Treatment Response in Kawasaki Disease Is Associated with Sialylation Levels of Endogenous but Not Therapeutic Intravenous Immunoglobulin G

Objectives: Although intravenous immunoglobulin (IVIG) is highly effective in Kawasaki disease (KD), mechanisms are not understood and 10-20% of patients are treatment-resistant, manifesting a higher rate of coronary artery aneurysms. Murine models suggest that alpha 2-6-linked sialic acid (alpha 2-6Sia) content of IVIG is critical for suppressing inflammation.
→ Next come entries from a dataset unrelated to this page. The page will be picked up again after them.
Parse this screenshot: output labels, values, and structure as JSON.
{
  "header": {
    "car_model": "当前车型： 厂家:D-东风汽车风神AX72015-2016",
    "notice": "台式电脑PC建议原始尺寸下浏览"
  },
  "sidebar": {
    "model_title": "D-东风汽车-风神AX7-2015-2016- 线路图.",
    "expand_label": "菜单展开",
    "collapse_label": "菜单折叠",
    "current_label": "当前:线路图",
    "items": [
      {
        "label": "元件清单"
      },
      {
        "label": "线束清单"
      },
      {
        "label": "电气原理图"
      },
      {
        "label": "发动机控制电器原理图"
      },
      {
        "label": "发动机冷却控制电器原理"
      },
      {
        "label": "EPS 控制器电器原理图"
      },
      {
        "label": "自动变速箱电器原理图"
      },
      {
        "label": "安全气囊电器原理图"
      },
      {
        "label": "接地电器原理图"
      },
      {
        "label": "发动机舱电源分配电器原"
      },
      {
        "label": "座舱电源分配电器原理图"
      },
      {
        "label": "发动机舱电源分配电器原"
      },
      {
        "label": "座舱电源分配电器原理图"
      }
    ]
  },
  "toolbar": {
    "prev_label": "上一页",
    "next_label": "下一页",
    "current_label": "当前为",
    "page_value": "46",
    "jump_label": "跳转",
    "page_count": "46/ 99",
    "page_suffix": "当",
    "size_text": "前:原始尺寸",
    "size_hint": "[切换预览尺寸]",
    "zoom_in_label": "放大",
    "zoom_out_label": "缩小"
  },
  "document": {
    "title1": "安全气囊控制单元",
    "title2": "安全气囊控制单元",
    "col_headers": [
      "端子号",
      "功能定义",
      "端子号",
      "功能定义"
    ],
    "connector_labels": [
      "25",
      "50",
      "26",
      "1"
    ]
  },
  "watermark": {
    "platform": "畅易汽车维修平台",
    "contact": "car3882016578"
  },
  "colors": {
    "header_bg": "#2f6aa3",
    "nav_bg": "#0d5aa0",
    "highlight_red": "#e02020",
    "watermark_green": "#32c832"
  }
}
However, pro-inflammatory states also up-regulate endogenous levels of beta-galactoside: alpha 2-6 sialyltransferase-I (ST6Gal-I), the enzyme that catalyzes addition of alpha 2-6Sias to N-glycans. We asked whether IVIG failures correlated with levels of alpha 2-6Sia on infused IVIG or on the patient's own endogenous IgG. Methods: We quantified levels of alpha 2-6Sia in infused IVIG and endogenous IgG from 10 IVIG-responsive and 10 resistant KD subjects using multiple approaches. Transcript levels of ST6GAL1, in patient whole blood and B cell lines were evaluated by RT-PCR. Plasma soluble (s) ST6Gal-I levels were measured by ELISA. Results: There was no consistent difference in median sialylation levels of infused IVIG between groups. However, alpha 2-6Sia levels in endogenous IgG, ST6GAL1 transcript levels, and ST6Gal-I protein in serum from IVIG-resistant KD subjects were lower than in responsive subjects at both pre-treatment and one-year time points (p < 0.001, respectively). Conclusions: Our data indicate sialylation levels of therapeutic IVIG are unrelated to treatment response in KD. Rather, lower sialylation of endogenous IgG and lower blood levels of ST6GALI mRNA and ST6Gal-I enzyme predict therapy resistance. These differences were stable over time, suggesting a genetic basis. Because IVIG-resistance increases risk of coronary artery aneurysms, our findings have important implications for the identification and treatment of such individuals.